The forthcoming eatery is located at 1924 N. Uhle Street in the Verde Pointe development along Lee Highway, which is within walking distance to the Courthouse Metro station. Owner Jermaine Williams said the soft opening for is set for Aug. 2.

“The cafe promotes a fast-casual themed service where customers can come and get something made-to-order or grab something quickly from our grab-to-go station,” he said.

In the morning, Mumu Cafe will serve freshly made doughnuts, pastries, bagels and breakfast sandwiches, as well as smoothies, açaí bowls, drip coffee, cold brew and espresso drinks. After 11 a.m., the cafe will offer lunch and dinner options, such as hot sandwiches and flatbreads.

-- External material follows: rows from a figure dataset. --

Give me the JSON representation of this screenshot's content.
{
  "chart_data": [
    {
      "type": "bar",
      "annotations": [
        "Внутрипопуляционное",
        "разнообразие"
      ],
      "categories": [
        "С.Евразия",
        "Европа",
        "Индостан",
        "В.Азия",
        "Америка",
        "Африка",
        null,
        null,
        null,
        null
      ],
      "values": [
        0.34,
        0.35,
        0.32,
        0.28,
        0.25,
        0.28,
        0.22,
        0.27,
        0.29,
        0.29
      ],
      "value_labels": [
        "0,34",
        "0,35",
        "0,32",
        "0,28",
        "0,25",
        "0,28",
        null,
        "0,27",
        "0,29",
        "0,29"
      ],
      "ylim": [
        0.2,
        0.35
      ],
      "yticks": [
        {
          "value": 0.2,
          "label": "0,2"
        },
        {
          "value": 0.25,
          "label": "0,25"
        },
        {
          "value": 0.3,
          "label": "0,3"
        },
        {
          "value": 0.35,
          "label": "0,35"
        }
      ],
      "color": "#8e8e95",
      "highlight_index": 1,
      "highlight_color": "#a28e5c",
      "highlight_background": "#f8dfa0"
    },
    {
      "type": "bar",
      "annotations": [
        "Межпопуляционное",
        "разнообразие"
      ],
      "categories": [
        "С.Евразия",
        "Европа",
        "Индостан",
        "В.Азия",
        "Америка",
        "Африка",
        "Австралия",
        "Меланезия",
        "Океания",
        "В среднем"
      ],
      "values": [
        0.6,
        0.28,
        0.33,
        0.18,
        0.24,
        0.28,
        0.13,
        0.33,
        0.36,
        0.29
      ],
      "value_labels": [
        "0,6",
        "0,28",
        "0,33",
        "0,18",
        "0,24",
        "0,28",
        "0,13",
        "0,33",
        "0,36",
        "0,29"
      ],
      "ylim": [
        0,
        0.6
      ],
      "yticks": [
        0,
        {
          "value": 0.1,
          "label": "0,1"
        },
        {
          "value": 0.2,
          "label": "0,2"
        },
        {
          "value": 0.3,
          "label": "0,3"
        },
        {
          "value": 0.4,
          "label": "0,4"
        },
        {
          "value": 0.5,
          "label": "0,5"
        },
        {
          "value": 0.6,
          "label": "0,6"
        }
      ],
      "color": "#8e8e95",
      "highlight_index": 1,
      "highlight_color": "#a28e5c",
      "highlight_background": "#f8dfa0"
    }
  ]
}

Mumu Cafe will take over the spot that was vacant since Naked Lunch, an organic vegetarian and vegan eatery closed almost exactly two years ago. It opened on Lee Highway with MOM’s Organic Market in 2015

The addition is right in Williams’s backyard, as he lives in the apartment building connected to the café. When he saw the “for lease” sign go up last year, he got in touch with MOM’s, which leases the space and agreed to let him set up shop there.

Williams brings to his venture years of experience in the hotel business, managing food service.

“I’ve been in hospitality for over 10 years,” Williams said. “The last five years, I have been in a hotel as a banquet manager in Rosslyn, which was cut short last year because of the pandemic.”

Mumu Cafe’s hours are currently set for 7 a.m. to 8:30 p.m. Monday through Saturday and Sunday from 7 a.m. to 1:30 p.m.